Computation workflow

The computation unit (RWQForecas-engine) is a software which provides all the processing steps of the data including satellite data downloading, feature calculation/prediction and forecast of the water quality parameters. The RWQForecast engine is available at https://github.com/JakubBrom/RWQForecast-engine.

  1. Downloading the vector layer for the selected reservoir
  2. The user selects a reservoir in the application, which is retrieved from the OpenStreetMap database and stored in the system's database. Users can select any reservoir worldwide, with processing available for reservoirs larger than 1 hectare.

  3. Defining points within the reservoir
  4. The system generates spatial points inside the selected reservoir using OpenStreetMap as a reference. Each point serves as a spatial reference for processing time series data, allowing interpolation to reconstruct the spatial distribution of values for a given time interval. The approach considers the geometric complexity of reservoirs, ensuring that areas such as bays are included in the analysis. The point density is set to 100 points per km², with adjustments for small and large reservoirs. The system randomly selects and processes a maximum of 5,000 points per reservoir to optimise computational efficiency.

  5. Data retrieval
  6. The system automatically downloads data for the defined points from Sentinel-2 satellite imagery available in the ESA OpenEO archive. Meteorological data for each location is retrieved from OpenMeteo.

  7. Calculation of water quality parameters
  8. In this step, a pre-trained AI estimation model is used to compute the requested water quality parameters based on the corresponding data stored in the database.

  9. Imputation of missing values
  10. Satellite image data availability is irregular due to weather conditions, especially cloud cover, which varies geographically. The system handles missing data using the Support Vector Machine (SVM) method, which reconstructs a complete daily time series by utilizing the characteristics of each time series along with meteorological data as a coregressor.

  11. Forecasting
  12. The model estimates the probable evolution of time series using historical data and meteorological information as coregressors. The Long Short-Term Memory (LSTM) method is used for prediction, generating forecasts for all selected points within the reservoir. upcoming)

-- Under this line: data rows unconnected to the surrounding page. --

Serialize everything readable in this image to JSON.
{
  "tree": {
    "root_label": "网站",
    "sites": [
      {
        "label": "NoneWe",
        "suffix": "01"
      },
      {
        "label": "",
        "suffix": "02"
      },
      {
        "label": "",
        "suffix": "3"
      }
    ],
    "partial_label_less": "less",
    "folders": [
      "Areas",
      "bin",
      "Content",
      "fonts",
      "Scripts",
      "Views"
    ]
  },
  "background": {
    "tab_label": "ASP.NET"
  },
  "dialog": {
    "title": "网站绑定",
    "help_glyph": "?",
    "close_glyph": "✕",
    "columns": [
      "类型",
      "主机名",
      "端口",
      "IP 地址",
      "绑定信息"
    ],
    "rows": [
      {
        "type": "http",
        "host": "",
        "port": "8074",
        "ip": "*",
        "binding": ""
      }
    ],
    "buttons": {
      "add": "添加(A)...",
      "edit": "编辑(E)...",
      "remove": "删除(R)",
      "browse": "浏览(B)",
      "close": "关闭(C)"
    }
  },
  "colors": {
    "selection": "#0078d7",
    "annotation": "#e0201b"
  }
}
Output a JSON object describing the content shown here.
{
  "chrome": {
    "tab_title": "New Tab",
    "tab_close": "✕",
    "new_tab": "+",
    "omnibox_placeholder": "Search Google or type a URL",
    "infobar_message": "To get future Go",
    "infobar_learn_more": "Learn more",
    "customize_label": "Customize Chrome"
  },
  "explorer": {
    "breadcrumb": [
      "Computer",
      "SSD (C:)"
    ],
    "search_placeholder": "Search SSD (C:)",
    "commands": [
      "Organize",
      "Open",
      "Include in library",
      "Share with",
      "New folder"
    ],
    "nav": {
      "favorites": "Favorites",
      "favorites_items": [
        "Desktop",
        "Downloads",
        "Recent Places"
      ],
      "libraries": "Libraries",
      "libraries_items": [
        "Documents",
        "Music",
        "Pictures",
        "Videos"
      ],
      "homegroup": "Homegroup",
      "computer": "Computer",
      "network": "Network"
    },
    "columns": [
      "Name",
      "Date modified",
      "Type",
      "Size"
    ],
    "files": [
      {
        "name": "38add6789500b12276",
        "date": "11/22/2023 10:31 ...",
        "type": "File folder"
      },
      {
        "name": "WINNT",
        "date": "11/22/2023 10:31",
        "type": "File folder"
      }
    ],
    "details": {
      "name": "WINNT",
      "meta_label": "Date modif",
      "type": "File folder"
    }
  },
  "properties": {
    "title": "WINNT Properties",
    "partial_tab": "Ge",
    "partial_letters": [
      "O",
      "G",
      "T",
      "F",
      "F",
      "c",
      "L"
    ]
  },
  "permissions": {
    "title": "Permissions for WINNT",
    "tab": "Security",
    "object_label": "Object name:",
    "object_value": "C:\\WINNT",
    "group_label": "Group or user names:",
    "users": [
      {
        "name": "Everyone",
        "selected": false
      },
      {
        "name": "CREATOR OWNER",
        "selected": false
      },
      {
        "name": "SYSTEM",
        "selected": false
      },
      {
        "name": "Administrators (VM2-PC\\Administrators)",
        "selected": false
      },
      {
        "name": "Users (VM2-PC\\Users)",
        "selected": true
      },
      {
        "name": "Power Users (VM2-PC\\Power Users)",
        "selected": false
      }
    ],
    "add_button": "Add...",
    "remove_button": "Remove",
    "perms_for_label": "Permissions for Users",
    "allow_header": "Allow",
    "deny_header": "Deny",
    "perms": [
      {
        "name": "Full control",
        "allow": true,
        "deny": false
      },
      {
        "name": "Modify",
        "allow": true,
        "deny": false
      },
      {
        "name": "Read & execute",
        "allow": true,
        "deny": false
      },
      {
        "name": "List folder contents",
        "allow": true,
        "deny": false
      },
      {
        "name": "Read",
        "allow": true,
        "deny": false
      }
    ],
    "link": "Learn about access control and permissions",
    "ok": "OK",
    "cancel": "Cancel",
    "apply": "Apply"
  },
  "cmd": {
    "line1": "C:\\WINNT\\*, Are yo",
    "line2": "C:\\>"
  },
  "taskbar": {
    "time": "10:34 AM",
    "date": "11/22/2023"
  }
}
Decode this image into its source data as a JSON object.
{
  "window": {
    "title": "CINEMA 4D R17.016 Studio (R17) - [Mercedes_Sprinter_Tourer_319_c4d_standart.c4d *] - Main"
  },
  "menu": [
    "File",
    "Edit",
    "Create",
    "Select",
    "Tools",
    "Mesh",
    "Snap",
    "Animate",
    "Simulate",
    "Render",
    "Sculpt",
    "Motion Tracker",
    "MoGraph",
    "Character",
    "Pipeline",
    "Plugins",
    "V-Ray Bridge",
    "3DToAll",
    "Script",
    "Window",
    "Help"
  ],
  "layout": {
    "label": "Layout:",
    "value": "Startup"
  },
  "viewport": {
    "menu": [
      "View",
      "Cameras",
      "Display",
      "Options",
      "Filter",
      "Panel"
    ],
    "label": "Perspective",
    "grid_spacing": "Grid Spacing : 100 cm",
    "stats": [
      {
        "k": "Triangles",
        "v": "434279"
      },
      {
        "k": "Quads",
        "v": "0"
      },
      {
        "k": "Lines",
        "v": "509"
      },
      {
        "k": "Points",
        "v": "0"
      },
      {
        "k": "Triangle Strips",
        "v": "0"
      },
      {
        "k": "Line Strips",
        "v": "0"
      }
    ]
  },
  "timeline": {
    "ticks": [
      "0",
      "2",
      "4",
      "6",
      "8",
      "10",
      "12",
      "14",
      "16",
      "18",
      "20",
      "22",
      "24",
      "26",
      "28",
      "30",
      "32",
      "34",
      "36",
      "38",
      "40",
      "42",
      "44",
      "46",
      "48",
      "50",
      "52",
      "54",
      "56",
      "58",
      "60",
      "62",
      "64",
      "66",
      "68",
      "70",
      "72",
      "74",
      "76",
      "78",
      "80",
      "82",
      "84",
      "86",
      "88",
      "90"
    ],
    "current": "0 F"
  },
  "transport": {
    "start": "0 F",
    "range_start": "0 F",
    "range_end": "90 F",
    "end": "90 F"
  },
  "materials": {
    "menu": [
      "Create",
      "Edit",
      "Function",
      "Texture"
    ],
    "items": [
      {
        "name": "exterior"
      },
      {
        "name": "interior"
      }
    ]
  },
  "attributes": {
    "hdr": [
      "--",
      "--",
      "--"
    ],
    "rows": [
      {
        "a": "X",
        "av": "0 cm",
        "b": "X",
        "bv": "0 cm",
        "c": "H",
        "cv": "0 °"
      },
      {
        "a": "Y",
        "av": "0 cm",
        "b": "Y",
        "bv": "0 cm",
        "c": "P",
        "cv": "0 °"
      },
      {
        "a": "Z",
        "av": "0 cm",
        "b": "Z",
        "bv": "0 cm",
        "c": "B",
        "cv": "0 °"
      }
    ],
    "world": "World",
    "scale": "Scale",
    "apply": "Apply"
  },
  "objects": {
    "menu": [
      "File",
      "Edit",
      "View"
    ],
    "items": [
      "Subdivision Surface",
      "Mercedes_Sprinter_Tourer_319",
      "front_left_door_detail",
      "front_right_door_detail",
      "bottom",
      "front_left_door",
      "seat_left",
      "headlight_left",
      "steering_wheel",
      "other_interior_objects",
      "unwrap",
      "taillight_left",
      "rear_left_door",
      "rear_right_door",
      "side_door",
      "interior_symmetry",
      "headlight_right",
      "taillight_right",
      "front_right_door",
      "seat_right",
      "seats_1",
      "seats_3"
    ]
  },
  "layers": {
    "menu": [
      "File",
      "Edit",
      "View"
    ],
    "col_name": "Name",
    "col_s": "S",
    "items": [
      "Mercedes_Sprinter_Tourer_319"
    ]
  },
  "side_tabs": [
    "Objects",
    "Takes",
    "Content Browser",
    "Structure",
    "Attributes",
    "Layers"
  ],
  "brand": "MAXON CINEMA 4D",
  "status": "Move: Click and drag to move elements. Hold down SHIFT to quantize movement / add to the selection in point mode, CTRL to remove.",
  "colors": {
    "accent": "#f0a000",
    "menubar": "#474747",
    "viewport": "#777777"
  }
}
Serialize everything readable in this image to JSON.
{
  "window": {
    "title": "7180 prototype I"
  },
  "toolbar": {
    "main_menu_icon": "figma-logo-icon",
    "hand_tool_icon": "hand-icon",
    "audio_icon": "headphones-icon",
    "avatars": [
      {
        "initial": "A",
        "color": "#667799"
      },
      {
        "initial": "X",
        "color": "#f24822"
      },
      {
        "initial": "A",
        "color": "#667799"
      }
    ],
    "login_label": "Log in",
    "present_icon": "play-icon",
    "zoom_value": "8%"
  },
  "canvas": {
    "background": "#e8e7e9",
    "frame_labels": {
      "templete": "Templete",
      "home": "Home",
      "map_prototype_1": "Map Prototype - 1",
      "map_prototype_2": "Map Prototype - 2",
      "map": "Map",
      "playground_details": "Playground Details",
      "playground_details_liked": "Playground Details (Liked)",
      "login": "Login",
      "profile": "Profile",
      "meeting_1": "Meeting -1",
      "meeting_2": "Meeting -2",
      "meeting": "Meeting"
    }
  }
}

  13. Visualization of results and statistical analysis
  14. Spatial distribution of data for a given date is visualized using contour plots (ContourPlot).

    The web application provides visualization of results using the Plotly library.

    Time series are represented by interactive line charts displaying the mean value, median, and confidence intervals.

    Missing data are handled using the connectgaps method, and smoothing is applied for improved clarity.

    Statistical indicators are computed from interpolated data using the inverse distance weighting (IDW) interpolation method.

  15. User data export
  16. The application allows users to download time series data for a selected reservoir as a data table, as well as spatial data for individual dates in the form of a point vector layer in the WGS84 coordinate system.

System limitations

The system has following limitations:

  • Processing is available for reservoirs larger than 1 hectare.
  • Processing is limited to a maximum of 10,000 points per reservoir.
  • Processing is limited to a maximum of 16 days for forecasting.
  • Processing is limited to a maximum of 10 years for historical data. The data for Sentinel 2 are available from June 2015.
  • Water quality prediction accuracy is limited by the quality of Satellite data - The L2A Sen2Cor product is used for the data analysis.
  • The number of analyses is limitted by the OpenEO data availability limits for the user.
  • The time for analysis can be very long because the OpenEO limis.
  • The RWQForecast system is not suitable for large reservoirs.